Die 20er-Jahre kommen. Beim Blick zurück vor 100 Jahren wird vielen bange. Doch es gibt jede Menge Grund zu Hoffnung, meint Frank Werner.

Feuerwerk am Brandenburger Tor in Berlin.
von Frank Werner Kontakt Profil
Kommentar

Die Goldenen Zwanziger sind ein Mythos. Natürlich gibt es Parallelen, wenn man die Geschichte so lesen will. Die einen feiern rauschende Partys, ein Leben auf der Überholspur. Auf der andere Seite politische Instabilität, eine riesige Schere zwischen Arm und Reich, immer größer werdende Arbeitslosigkeit.
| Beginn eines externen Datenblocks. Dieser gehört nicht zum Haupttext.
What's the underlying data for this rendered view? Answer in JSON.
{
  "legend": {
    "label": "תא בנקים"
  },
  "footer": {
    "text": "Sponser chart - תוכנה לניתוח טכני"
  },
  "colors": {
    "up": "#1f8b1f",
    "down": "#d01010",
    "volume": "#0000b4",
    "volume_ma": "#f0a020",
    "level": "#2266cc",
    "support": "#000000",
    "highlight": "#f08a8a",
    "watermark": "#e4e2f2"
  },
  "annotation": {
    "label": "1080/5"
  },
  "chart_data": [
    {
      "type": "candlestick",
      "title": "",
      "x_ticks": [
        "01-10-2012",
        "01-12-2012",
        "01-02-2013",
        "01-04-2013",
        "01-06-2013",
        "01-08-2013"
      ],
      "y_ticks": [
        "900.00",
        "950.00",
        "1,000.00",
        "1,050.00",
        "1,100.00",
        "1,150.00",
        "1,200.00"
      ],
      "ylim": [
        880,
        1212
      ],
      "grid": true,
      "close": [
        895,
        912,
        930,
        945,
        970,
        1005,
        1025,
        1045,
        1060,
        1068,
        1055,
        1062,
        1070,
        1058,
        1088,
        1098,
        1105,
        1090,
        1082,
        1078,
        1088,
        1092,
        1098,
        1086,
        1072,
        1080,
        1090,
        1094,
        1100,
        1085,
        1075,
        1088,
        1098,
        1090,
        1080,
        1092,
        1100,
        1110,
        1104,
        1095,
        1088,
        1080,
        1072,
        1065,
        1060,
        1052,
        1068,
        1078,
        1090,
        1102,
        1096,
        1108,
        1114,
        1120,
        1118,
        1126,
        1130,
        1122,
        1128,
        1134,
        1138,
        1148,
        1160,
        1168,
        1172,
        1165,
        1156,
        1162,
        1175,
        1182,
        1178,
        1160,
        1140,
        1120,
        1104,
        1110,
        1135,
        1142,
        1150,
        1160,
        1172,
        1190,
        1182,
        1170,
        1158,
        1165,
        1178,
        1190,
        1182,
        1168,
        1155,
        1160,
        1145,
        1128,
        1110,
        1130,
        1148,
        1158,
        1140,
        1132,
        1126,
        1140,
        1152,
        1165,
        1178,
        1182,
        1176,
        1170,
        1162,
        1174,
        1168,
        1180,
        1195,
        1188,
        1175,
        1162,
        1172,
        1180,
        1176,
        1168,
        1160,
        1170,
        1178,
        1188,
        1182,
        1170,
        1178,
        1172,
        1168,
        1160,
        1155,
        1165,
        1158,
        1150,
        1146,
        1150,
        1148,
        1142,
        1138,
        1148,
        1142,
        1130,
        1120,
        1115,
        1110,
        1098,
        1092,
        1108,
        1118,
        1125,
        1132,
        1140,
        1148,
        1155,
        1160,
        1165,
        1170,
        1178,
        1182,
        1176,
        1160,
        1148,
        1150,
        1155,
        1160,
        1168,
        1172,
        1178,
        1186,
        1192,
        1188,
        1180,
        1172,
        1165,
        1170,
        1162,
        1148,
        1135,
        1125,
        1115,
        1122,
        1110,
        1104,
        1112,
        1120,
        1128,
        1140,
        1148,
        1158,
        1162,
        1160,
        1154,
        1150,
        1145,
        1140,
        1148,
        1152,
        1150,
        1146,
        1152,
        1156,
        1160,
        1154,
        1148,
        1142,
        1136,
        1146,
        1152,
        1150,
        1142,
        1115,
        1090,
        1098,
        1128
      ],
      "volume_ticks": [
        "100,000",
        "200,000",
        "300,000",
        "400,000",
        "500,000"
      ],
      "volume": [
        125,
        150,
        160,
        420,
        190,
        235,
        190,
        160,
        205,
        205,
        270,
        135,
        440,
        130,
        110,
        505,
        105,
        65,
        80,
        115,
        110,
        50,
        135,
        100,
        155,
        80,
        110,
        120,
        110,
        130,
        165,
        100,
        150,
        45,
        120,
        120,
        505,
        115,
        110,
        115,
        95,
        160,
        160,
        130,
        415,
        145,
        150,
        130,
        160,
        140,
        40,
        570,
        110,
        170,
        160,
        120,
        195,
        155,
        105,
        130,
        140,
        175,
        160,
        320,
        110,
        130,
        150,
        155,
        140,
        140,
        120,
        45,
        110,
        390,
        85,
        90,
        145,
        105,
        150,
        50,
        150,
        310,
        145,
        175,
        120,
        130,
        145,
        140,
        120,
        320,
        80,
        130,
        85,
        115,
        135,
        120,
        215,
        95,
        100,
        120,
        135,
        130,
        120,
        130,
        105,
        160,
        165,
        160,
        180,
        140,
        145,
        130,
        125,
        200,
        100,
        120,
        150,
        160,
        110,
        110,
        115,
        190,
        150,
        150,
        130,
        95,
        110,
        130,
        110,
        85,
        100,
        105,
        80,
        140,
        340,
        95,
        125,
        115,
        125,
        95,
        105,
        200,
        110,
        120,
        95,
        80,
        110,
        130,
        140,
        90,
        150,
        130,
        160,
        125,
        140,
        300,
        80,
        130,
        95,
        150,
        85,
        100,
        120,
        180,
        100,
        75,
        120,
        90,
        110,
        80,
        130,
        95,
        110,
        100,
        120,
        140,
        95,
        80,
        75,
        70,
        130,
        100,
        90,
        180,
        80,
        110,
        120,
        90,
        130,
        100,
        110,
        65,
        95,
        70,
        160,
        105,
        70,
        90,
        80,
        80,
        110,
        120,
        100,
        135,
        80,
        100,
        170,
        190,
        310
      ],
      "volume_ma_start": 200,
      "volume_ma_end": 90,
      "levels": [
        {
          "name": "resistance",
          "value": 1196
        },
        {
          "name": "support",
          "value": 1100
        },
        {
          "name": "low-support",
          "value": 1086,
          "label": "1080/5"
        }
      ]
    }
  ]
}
Wohin das vor 100 Jahren letztendlich geführt hat, ist bekannt. Und heute? Die Schwarzmaler sind wieder am Start. Sie sehen Deutschland vor dem Abgrund. Und haben auch schon die Schuldigen für das vermeintlich bevorstehende Chaos ausfindig gemacht. Flüchtlinge. Die EU. Die da oben. Politiker generell. Und Angela Merkel allen voran. Es ist höchste Zeit, den Verschwörungstheoretikern und Untergangsphilosophen die Meinung zu geigen. Fakt ist: Wirtschaft und Sozialsysteme sind nicht zu vergleichen mit den Gegebenheiten vor 100 Jahren. Sie sind stabil. Die Demokratie mit all ihren Schwächen ist ein Erfolgsmodell. Niemand jenseits der 75 Jahre in Deutschland hat einen Krieg erlebt. Es gibt neue Herausforderungen. Digitalisierung und Globalisierung verändern unseren Alltag in rasendem Tempo. Der Klimawandel ist die größte Herausforderung für unsere Zunft. Die Probleme sind erkannt, sie werden angegangen. Spät, aber sicher nicht zu spät. Was am meisten Hoffnung macht: Die Jugend von heute wird deutlich politischer. Sie stellt Fragen. Sie legt Finger in die Wunden. Wir müssen sie ernst nehmen, gemeinsam an Lösungen arbeiten. Die Generationen Hand in Hand. Das ist der Masterplan für die Zukunft. Wenn alle ohne Angst daran arbeiten, steht uns ein richtig gutes Jahrzehnt bevor.